A UPV test was performed in situ on the walls of this structure, as shown in Figure 18, using the same equipment and procedure as described before for the testing of individual brick units in the laboratory. Other than the tests using direct transmission that were mentioned before, semi-direct and indirect transmissions were also used on the bricks in the laboratory as well as during in situ testing. This was performed to investigate the effectiveness of the UPV test to assess the compressive strength of a brick unit when it is part of a structure and only one or two of its faces are exposed. For the indirect transmission, the transducers were placed along the stretcher face of the same brick and the horizontal distance between the transducers was used to calculate the UPV value. For the semi-direct transmission, one transducer was placed on the header face while the other was placed on the stretcher face and the shortest distance between the two points was used to calculate the UPV value. The correlations developed for the semi-direct and indirect transmissions are presented in Figure 19, and these were not presented before in the previous section for the sake of brevity. The correlation and trend line for direct transmission presented in Figure 19 are the same as shown before in Figure 12 for the five bricks taken from the same structure. It is evident from Figure 19 that the transmission arrangement affects the UPV value.

Figure 19 also shows the in situ values that were recorded for the three transmission cases and their corresponding compressive strength values traced on the y-axis by using the developed linear correlations. The UPV and compressive strength values for the three transmission cases are summarized in

Table 3. In situ values of UPV for Umar Hall.

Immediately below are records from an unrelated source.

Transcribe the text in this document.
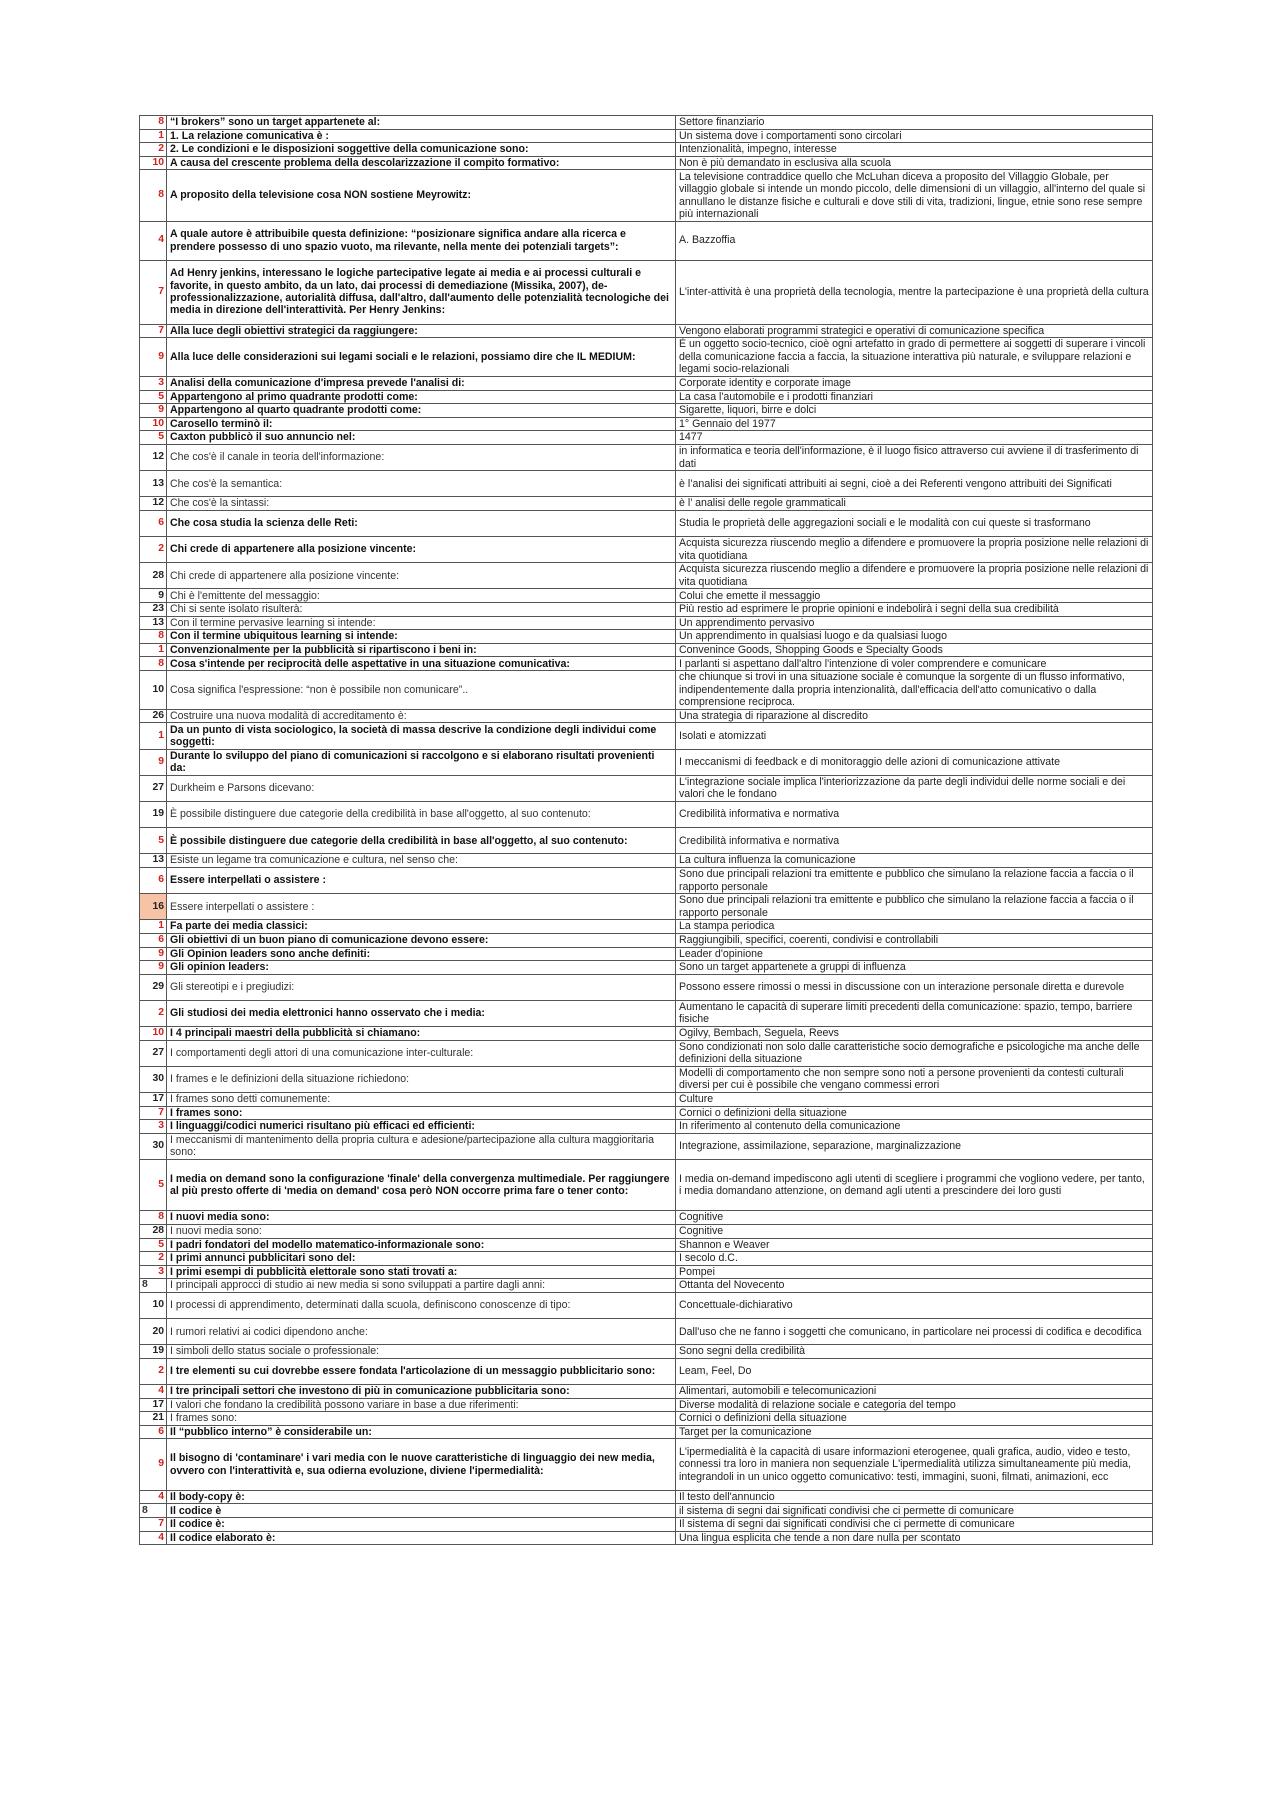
8	“I brokers” sono un target appartenete al:	Settore finanziario
1	1. La relazione comunicativa è :	Un sistema dove i comportamenti sono circolari
2	2. Le condizioni e le disposizioni soggettive della comunicazione sono:	Intenzionalità, impegno, interesse
10	A causa del crescente problema della descolarizzazione il compito formativo:	Non è più demandato in esclusiva alla scuola
8	A proposito della televisione cosa NON sostiene Meyrowitz:	La televisione contraddice quello che McLuhan diceva a proposito del Villaggio Globale, per villaggio globale si intende un mondo piccolo, delle dimensioni di un villaggio, all'interno del quale si annullano le distanze fisiche e culturali e dove stili di vita, tradizioni, lingue, etnie sono rese sempre più internazionali
4	A quale autore è attribuibile questa definizione: “posizionare significa andare alla ricerca e prendere possesso di uno spazio vuoto, ma rilevante, nella mente dei potenziali targets”:	A. Bazzoffia
7	Ad Henry jenkins, interessano le logiche partecipative legate ai media e ai processi culturali e favorite, in questo ambito, da un lato, dai processi di demediazione (Missika, 2007), de-professionalizzazione, autorialità diffusa, dall'altro, dall'aumento delle potenzialità tecnologiche dei media in direzione dell'interattività. Per Henry Jenkins:	L'inter-attività è una proprietà della tecnologia, mentre la partecipazione è una proprietà della cultura
7	Alla luce degli obiettivi strategici da raggiungere:	Vengono elaborati programmi strategici e operativi di comunicazione specifica
9	Alla luce delle considerazioni sui legami sociali e le relazioni, possiamo dire che IL MEDIUM:	È un oggetto socio-tecnico, cioè ogni artefatto in grado di permettere ai soggetti di superare i vincoli della comunicazione faccia a faccia, la situazione interattiva più naturale, e sviluppare relazioni e legami socio-relazionali
3	Analisi della comunicazione d'impresa prevede l'analisi di:	Corporate identity e corporate image
5	Appartengono al primo quadrante prodotti come:	La casa l'automobile e i prodotti finanziari
9	Appartengono al quarto quadrante prodotti come:	Sigarette, liquori, birre e dolci
10	Carosello terminò il:	1° Gennaio del 1977
5	Caxton pubblicò il suo annuncio nel:	1477
12	Che cos'è il canale in teoria dell'informazione:	in informatica e teoria dell'informazione, è il luogo fisico attraverso cui avviene il di trasferimento di dati
13	Che cos'è la semantica:	è l’analisi dei significati attribuiti ai segni, cioè a dei Referenti vengono attribuiti dei Significati
12	Che cos'è la sintassi:	è l’ analisi delle regole grammaticali
6	Che cosa studia la scienza delle Reti:	Studia le proprietà delle aggregazioni sociali e le modalità con cui queste si trasformano
2	Chi crede di appartenere alla posizione vincente:	Acquista sicurezza riuscendo meglio a difendere e promuovere la propria posizione nelle relazioni di vita quotidiana
28	Chi crede di appartenere alla posizione vincente:	Acquista sicurezza riuscendo meglio a difendere e promuovere la propria posizione nelle relazioni di vita quotidiana
9	Chi è l'emittente del messaggio:	Colui che emette il messaggio
23	Chi si sente isolato risulterà:	Più restio ad esprimere le proprie opinioni e indebolirà i segni della sua credibilità
13	Con il termine pervasive learning si intende:	Un apprendimento pervasivo
8	Con il termine ubiquitous learning si intende:	Un apprendimento in qualsiasi luogo e da qualsiasi luogo
1	Convenzionalmente per la pubblicità si ripartiscono i beni in:	Convenince Goods, Shopping Goods e Specialty Goods
8	Cosa s'intende per reciprocità delle aspettative in una situazione comunicativa:	I parlanti si aspettano dall'altro l'intenzione di voler comprendere e comunicare
10	Cosa significa l'espressione: “non è possibile non comunicare”..	che chiunque si trovi in una situazione sociale è comunque la sorgente di un flusso informativo, indipendentemente dalla propria intenzionalità, dall'efficacia dell'atto comunicativo o dalla comprensione reciproca.
26	Costruire una nuova modalità di accreditamento è:	Una strategia di riparazione al discredito
1	Da un punto di vista sociologico, la società di massa descrive la condizione degli individui come soggetti:	Isolati e atomizzati
9	Durante lo sviluppo del piano di comunicazioni si raccolgono e si elaborano risultati provenienti da:	I meccanismi di feedback e di monitoraggio delle azioni di comunicazione attivate
27	Durkheim e Parsons dicevano:	L'integrazione sociale implica l'interiorizzazione da parte degli individui delle norme sociali e dei valori che le fondano
19	È possibile distinguere due categorie della credibilità in base all'oggetto, al suo contenuto:	Credibilità informativa e normativa
5	È possibile distinguere due categorie della credibilità in base all'oggetto, al suo contenuto:	Credibilità informativa e normativa
13	Esiste un legame tra comunicazione e cultura, nel senso che:	La cultura influenza la comunicazione
6	Essere interpellati o assistere :	Sono due principali relazioni tra emittente e pubblico che simulano la relazione faccia a faccia o il rapporto personale
16	Essere interpellati o assistere :	Sono due principali relazioni tra emittente e pubblico che simulano la relazione faccia a faccia o il rapporto personale
1	Fa parte dei media classici:	La stampa periodica
6	Gli obiettivi di un buon piano di comunicazione devono essere:	Raggiungibili, specifici, coerenti, condivisi e controllabili
9	Gli Opinion leaders sono anche definiti:	Leader d'opinione
9	Gli opinion leaders:	Sono un target appartenete a gruppi di influenza
29	Gli stereotipi e i pregiudizi:	Possono essere rimossi o messi in discussione con un interazione personale diretta e durevole
2	Gli studiosi dei media elettronici hanno osservato che i media:	Aumentano le capacità di superare limiti precedenti della comunicazione: spazio, tempo, barriere fisiche
10	I 4 principali maestri della pubblicità si chiamano:	Ogilvy, Bembach, Seguela, Reevs
27	I comportamenti degli attori di una comunicazione inter-culturale:	Sono condizionati non solo dalle caratteristiche socio demografiche e psicologiche ma anche delle definizioni della situazione
30	I frames e le definizioni della situazione richiedono:	Modelli di comportamento che non sempre sono noti a persone provenienti da contesti culturali diversi per cui è possibile che vengano commessi errori
17	I frames sono detti comunemente:	Culture
7	I frames sono:	Cornici o definizioni della situazione
3	I linguaggi/codici numerici risultano più efficaci ed efficienti:	In riferimento al contenuto della comunicazione
30	I meccanismi di mantenimento della propria cultura e adesione/partecipazione alla cultura maggioritaria sono:	Integrazione, assimilazione, separazione, marginalizzazione
5	I media on demand sono la configurazione 'finale' della convergenza multimediale. Per raggiungere al più presto offerte di 'media on demand' cosa però NON occorre prima fare o tener conto:	I media on-demand impediscono agli utenti di scegliere i programmi che vogliono vedere, per tanto, i media domandano attenzione, on demand agli utenti a prescindere dei loro gusti
8	I nuovi media sono:	Cognitive
28	I nuovi media sono:	Cognitive
5	I padri fondatori del modello matematico-informazionale sono:	Shannon e Weaver
2	I primi annunci pubblicitari sono del:	I secolo d.C.
3	I primi esempi di pubblicità elettorale sono stati trovati a:	Pompei
8	I principali approcci di studio ai new media si sono sviluppati a partire dagli anni:	Ottanta del Novecento
10	I processi di apprendimento, determinati dalla scuola, definiscono conoscenze di tipo:	Concettuale-dichiarativo
20	I rumori relativi ai codici dipendono anche:	Dall'uso che ne fanno i soggetti che comunicano, in particolare nei processi di codifica e decodifica
19	I simboli dello status sociale o professionale:	Sono segni della credibilità
2	I tre elementi su cui dovrebbe essere fondata l'articolazione di un messaggio pubblicitario sono:	Leam, Feel, Do
4	I tre principali settori che investono di più in comunicazione pubblicitaria sono:	Alimentari, automobili e telecomunicazioni
17	I valori che fondano la credibilità possono variare in base a due riferimenti:	Diverse modalità di relazione sociale e categoria del tempo
21	I frames sono:	Cornici o definizioni della situazione
6	Il “pubblico interno” è considerabile un:	Target per la comunicazione
9	Il bisogno di 'contaminare' i vari media con le nuove caratteristiche di linguaggio dei new media, ovvero con l'interattività e, sua odierna evoluzione, diviene l'ipermedialità:	L'ipermedialità è la capacità di usare informazioni eterogenee, quali grafica, audio, video e testo, connessi tra loro in maniera non sequenziale L'ipermedialità utilizza simultaneamente più media, integrandoli in un unico oggetto comunicativo: testi, immagini, suoni, filmati, animazioni, ecc
4	Il body-copy è:	Il testo dell'annuncio
8	Il codice è	il sistema di segni dai significati condivisi che ci permette di comunicare
7	Il codice è:	Il sistema di segni dai significati condivisi che ci permette di comunicare
4	Il codice elaborato è:	Una lingua esplicita che tende a non dare nulla per scontato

Transmission	UPV (m/s)	Compressive Strength (MPa)
Direct	2824.5	12.77
Semi-direct	5345.1	16
Indirect	3116.9	14.74

. It can be seen from Table 3 that the in situ tested bricks had a compressive strength greater than 10 MPa for all three transmissions, which complies with the results from the destructive testing of bricks of the same building, as presented in Figure 12. Further, as per the proposed quality assessment criteria, all the in situ tested bricks were first-class bricks of good quality. In a similar way, the proposed criteria can be used to differentiate between new first- and lower-class bricks or for checking the quality of old bricks in existing structures.

5. Conclusions

The main objective of this study was to estimate the compressive strength of bricks using a familiar, user-friendly, and easily available non-destructive test method, i.e., the ultrasonic pulse velocity method. An attempt was made to estimate the compressive strength of bricks by detecting the link between UPV and the compressive strength of bricks of different ages and sources. Ninety bricks of five different ages and from seven different sources were tested for UPV and compressive strength. Only the standard-sized bricks were considered, and the effect of moisture content and porosity of bricks were not considered. The following conclusions can be drawn from this study:

• The UPV value has a direct relation with the strength of the burnt clay brick. A UPV value of 2000 m/s is required to declare a brick as first class, i.e., minimum compressive strength of 10 MPa. A UPV value greater than 3000 m/s indicates a brick with a minimum compressive strength of 15 MPa.
• The UPV test can be used for assessing the compressive strength of new bricks with an accuracy of more than 80%.
• The case study example of a 100-year-old structure shows that the proposed quality assessment criteria based on UPV can be used to fairly assess the compressive strength of old bricks used in existing structures.

Generalizing the proposed quality assessment criteria to differentiate second- and third-class bricks, and considering the density, durability, and water absorption characteristics in addition to the compressive strength of the bricks will be the focus of research in the continuation of this study.